The multiple imputation was also used to derive (rounded to the nearest integer) mean and 95% confidence intervals for the ranks of the importance scores of the different predictor variables in the RF models.

In order to compare the results with those obtained from other methods, a Gradient Boosting Machine (GBM) relative importance plot was also obtained. The gbm package was used to derive the GBM models. Multiple models were derived within an imputation loop, and estimates of relative importance were pooled as described with the RF models. 100 iterations of imputation and model derivation were performed again. We used GBM models with 5000 trees, learning rate of 0.01, bag fraction of 0.5 and interaction depth of 3. The full dataset was used for training, and the best number of trees in each model was obtained through fivefold cross-validation. The relative importance of a variable j for a single tree T with J terminal nodes, when using regression trees in the GBM like in this case is defined as11

$$\hat I_j^2\left( T \right) = \mathop \sum \limits_{t = 1}^{J - 1} \hat i_t^21\left( {{v_t} = j} \right)$$

where the summation is over the nonterminal nodes t of the J-terminal node tree T, \({v}_{j}\) is the variable selected for splitting in that node, 1() is an indicator function that equals 1 if \({v}_{t}=j\) and 0 otherwise, and \({\widehat{i}}_{t}^{2}\) is the decrease of squared error associated to that variable. GBM is an ensemble method, were successive base learners (regression trees in our case) are fitted to minimize the residuals of the previous one; therefore, the final relative importance’s for the GBM are obtained by averaging for each variable the relative importance’s over all the trees in the model.

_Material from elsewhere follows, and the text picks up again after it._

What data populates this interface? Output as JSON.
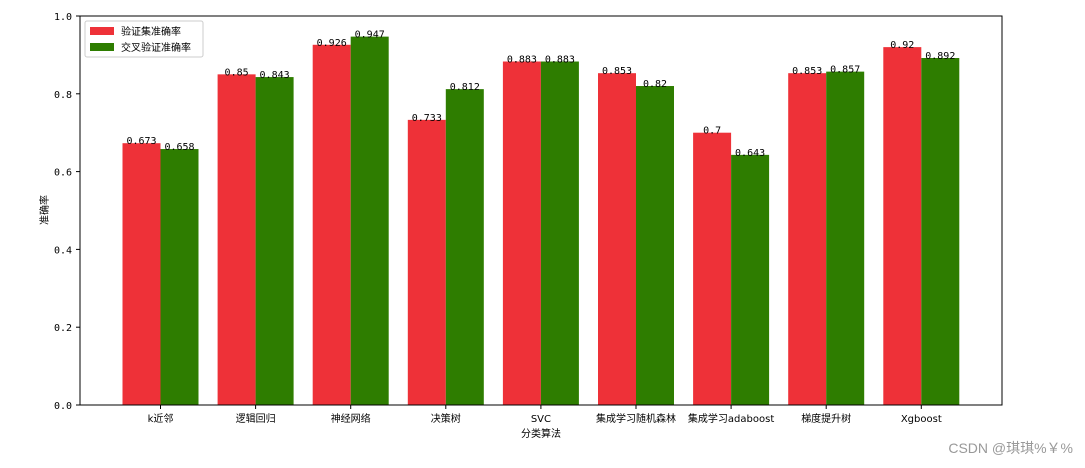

In order to derive a consensus variable importance’s, the two 100 imputations × 190 variable matrices of RF variable importance’s and GBM relative importance’s, were first min–max normalized (within each model) in order to make them comparable. As minimum and maximum, the minimum and maximum average variable importance (relative importance for GBM) were used, respectively. After this normalization, the two matrices were merged and averaged for each predictor variable, resulting in a normalized score for each. The top-30 scoring variables were then plotted.